Dude I wish you were here. I'm innthe back seat and it looks like outer space and everything feels like rice. idk. wtf.
Just joined the godiva rewards club. Who's the fat friend now.
Im not gonna remember this tomorrow but the real money is in coke i wanna get a dark wood desk and cell coke then i can own taco bell and the xxl chalupa will be mine
I know, but I was really high and I felt like a failure dragon because I could only blow smoke, no fire.
I just high fived you brother at the bar then immediately realized my hands smell like your vagina
I think I used my NERF gun during sexual roleplay. Need to re-evaluate my life choices.
Ended up in some house where this dude has a $1200 leopard cat
You drunkenly said something along the lines of "move forever" to the lady standing in your way. Needless to say you had too many mimosas at breakfast.

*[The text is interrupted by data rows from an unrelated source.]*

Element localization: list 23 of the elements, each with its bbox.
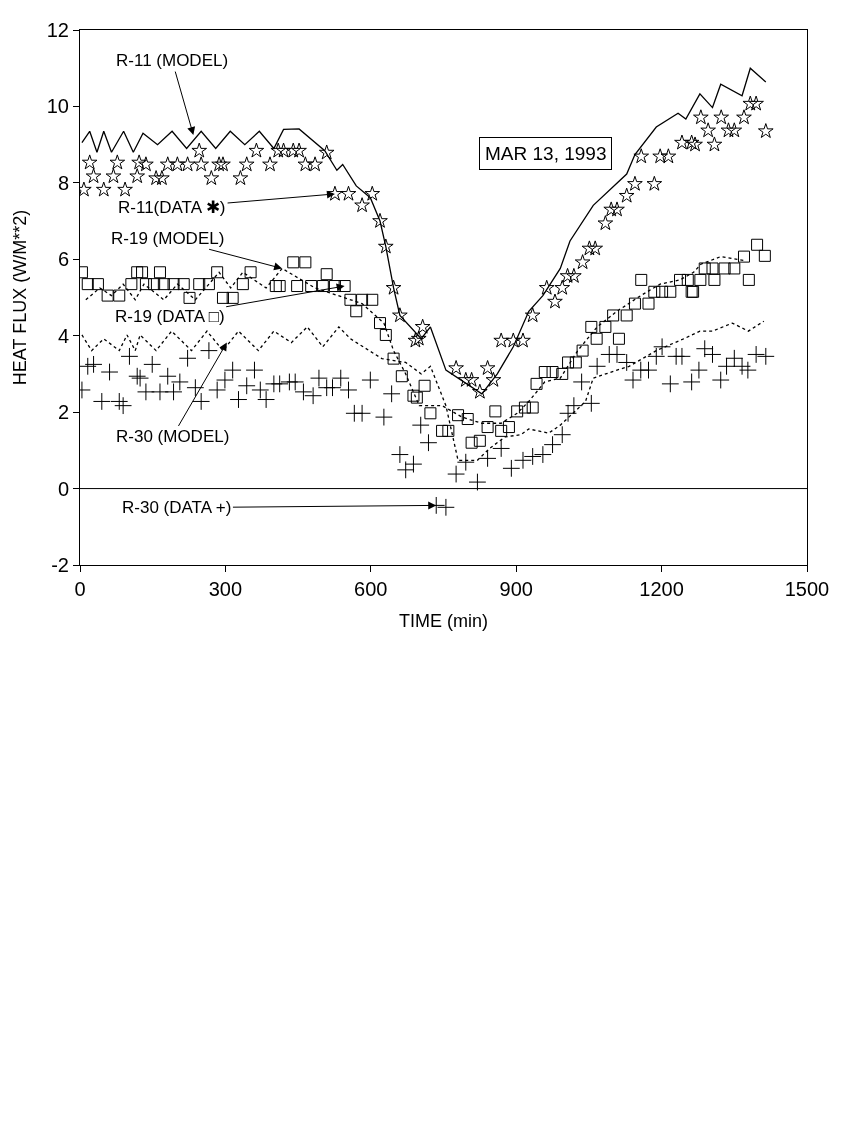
annotation: R-19 (DATA □) — [115, 307, 225, 326]
y-tick-label: 10 — [46, 95, 69, 118]
annotation: R-30 (MODEL) — [116, 427, 230, 446]
x-tick-label: 1200 — [639, 578, 684, 600]
annotation: R-11 (MODEL) — [116, 51, 229, 70]
annotation: R-11(DATA ✱) — [118, 198, 226, 217]
x-axis-title: TIME (min) — [399, 611, 488, 632]
x-tick-label: 0 — [74, 578, 86, 600]
annotation: R-30 (DATA +) — [122, 498, 232, 517]
y-tick-label: 2 — [57, 401, 69, 424]
x-tick-label: 600 — [354, 578, 388, 600]
y-tick-label: 12 — [46, 19, 69, 41]
y-tick-label: 0 — [57, 477, 69, 500]
y-tick-label: 8 — [57, 171, 69, 194]
y-axis-title: HEAT FLUX (W/M**2) — [9, 209, 30, 386]
x-tick-label: 1500 — [784, 578, 830, 600]
y-tick-label: 6 — [57, 248, 69, 271]
x-tick-label: 300 — [208, 578, 243, 600]
annotation: MAR 13, 1993 — [485, 143, 607, 164]
y-tick-label: 4 — [57, 324, 69, 347]
x-tick-label: 900 — [499, 578, 533, 600]
y-tick-label: -2 — [51, 554, 69, 576]
annotation: R-19 (MODEL) — [111, 229, 225, 248]
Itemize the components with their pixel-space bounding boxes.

I punched the bar tender after he cut me off. Hopped over the bar and made my own drink. That's how I got tazed
He looks like an accountant with a secret kinky candy filled center.
You're wearing pigtails and giving away our kitchen appliances. Clearly, you're drunk.
If you're wondering about the mess, we had sex in the kitchen. There was noodles involved.
How do you nicely stand up a date that you're skipping for a 3sum
I can't believe we broke the fucking lamp.
*i* can't believe believe we broke the lamp fucking.
why the hell did we go to a rave last night?
we didn't?
definitely went to a bar with strobe lights
JENNIFER. You passed out in a toilet with a color changing light in it.